There’s no known cure for polio, but the childhood disease, which can cause paralysis, is entirely preventable through vaccines. Building polio immunity, however, requires repeated rounds of vaccination, and this can be thwarted by shrinking humanitarian access in conflict areas, parents refusing vaccines, and weak or inadequate responses on the part of health authorities. 

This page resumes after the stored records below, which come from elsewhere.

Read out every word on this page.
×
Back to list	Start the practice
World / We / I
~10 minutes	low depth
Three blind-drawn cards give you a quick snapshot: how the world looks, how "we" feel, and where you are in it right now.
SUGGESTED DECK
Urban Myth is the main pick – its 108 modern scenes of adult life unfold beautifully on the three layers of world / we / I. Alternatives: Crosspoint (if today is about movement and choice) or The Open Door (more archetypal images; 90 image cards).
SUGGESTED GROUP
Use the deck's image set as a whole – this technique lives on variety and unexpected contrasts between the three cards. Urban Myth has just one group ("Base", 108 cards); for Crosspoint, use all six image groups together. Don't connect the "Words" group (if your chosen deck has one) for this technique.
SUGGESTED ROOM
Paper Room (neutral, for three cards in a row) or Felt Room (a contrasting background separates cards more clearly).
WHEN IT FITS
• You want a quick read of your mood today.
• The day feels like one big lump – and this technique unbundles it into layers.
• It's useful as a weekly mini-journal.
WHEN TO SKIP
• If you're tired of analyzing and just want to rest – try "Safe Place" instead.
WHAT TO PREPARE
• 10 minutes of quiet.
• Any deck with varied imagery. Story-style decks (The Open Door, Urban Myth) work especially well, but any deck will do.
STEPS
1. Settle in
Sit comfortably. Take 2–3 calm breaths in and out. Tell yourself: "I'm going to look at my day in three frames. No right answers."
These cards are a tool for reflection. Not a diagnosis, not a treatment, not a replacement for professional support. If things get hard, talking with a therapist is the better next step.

These issues have all factored into why polio remains a global health threat. Here are three key hotspots:

Pakistan

Pakistan has recorded at least 76 polio cases in 2019 after seeing only eight last year – an “alarming” rise and a sign of an eradication “programme in crisis”, an advisory group tracking country-level progress warned in August. Anti-polio efforts have taken a hit this year: Pakistan aborted an April immunisation drive after crowds attacked a Peshawar health clinic and vaccinators were killed (some Islamist militants have spoken out against vaccination campaigns, calling them a Western plot to sterilise Muslim children). The government has blamed parents who refuse vaccines – often fuelled by misinformation spread on social media – for the surge in cases. But Pakistan’s own efforts have come under scrutiny. The country’s head of polio eradication acknowledged in July that health workers were misreporting vaccination refusals, calling into question the accuracy of its data. Last year, a report by the Independent Monitoring Board of the GPEI said “the Pakistan Polio Programme is fooling itself into thinking that it has made any progress at all”. Strains of polio in Pakistan have been linked to a 2014 outbreak in Syria and an environmental sample found this year in Iran.

Afghanistan

Polio has paralysed at least 18 children this year in Afghanistan. Like its neighbour, Pakistan, health authorities face vaccine scepticism in some communities. Frequent immunisation campaigns are also complicated by the country’s decades-long conflict: attacks shuttered at least 100 health facilities this year. Large parts of Afghanistan are controlled by the Taliban or other insurgent groups, and health teams must negotiate access with militants. Children often go without: 1.2 million children missed a vaccination drive last August, for example. This year, the advisory group reviewing country-level progress said that access was deteriorating and too many children had missed multiple vaccination rounds. “A major outbreak is imminent,” the body warned. The advisory group also said Afghanistan must do more to reach mothers and female caretakers, yet no Afghan women hold leadership positions in the country’s polio programme. The GPEI, it noted, is also “disproportionately led by men”.

Nigeria

Nigeria is both a tentative success story and a cautionary tale. There have been no cases of wild poliovirus in Nigeria since 2016, spurring speculation that the country might soon be formally declared polio-free. Health experts are cautious: “Undetected and continued circulation of this strain cannot be ruled out” due to surveillance gaps in high-risk and inaccessible areas, the WHO said in April. Outbreaks of vaccine-derived polio (there have been at least 16 cases this year) continue to spread, both within the country and across borders to Niger, Cameroon, Benin, and Ghana. At least 70,000 children miss out on vaccines in Nigeria’s conflict-affected northeast. Nigeria has reached a similar crossroad before: the country went two years without polio before new cases emerged in 2016. The virus had been circulating, undetected, for five years in the northeast’s Borno State – a “humiliating” reversal, the GPEI’s monitoring board said in a report last year: “Nigeria, and therefore Africa, cannot be certified free from the wild poliovirus unless there is better surveillance and better access.”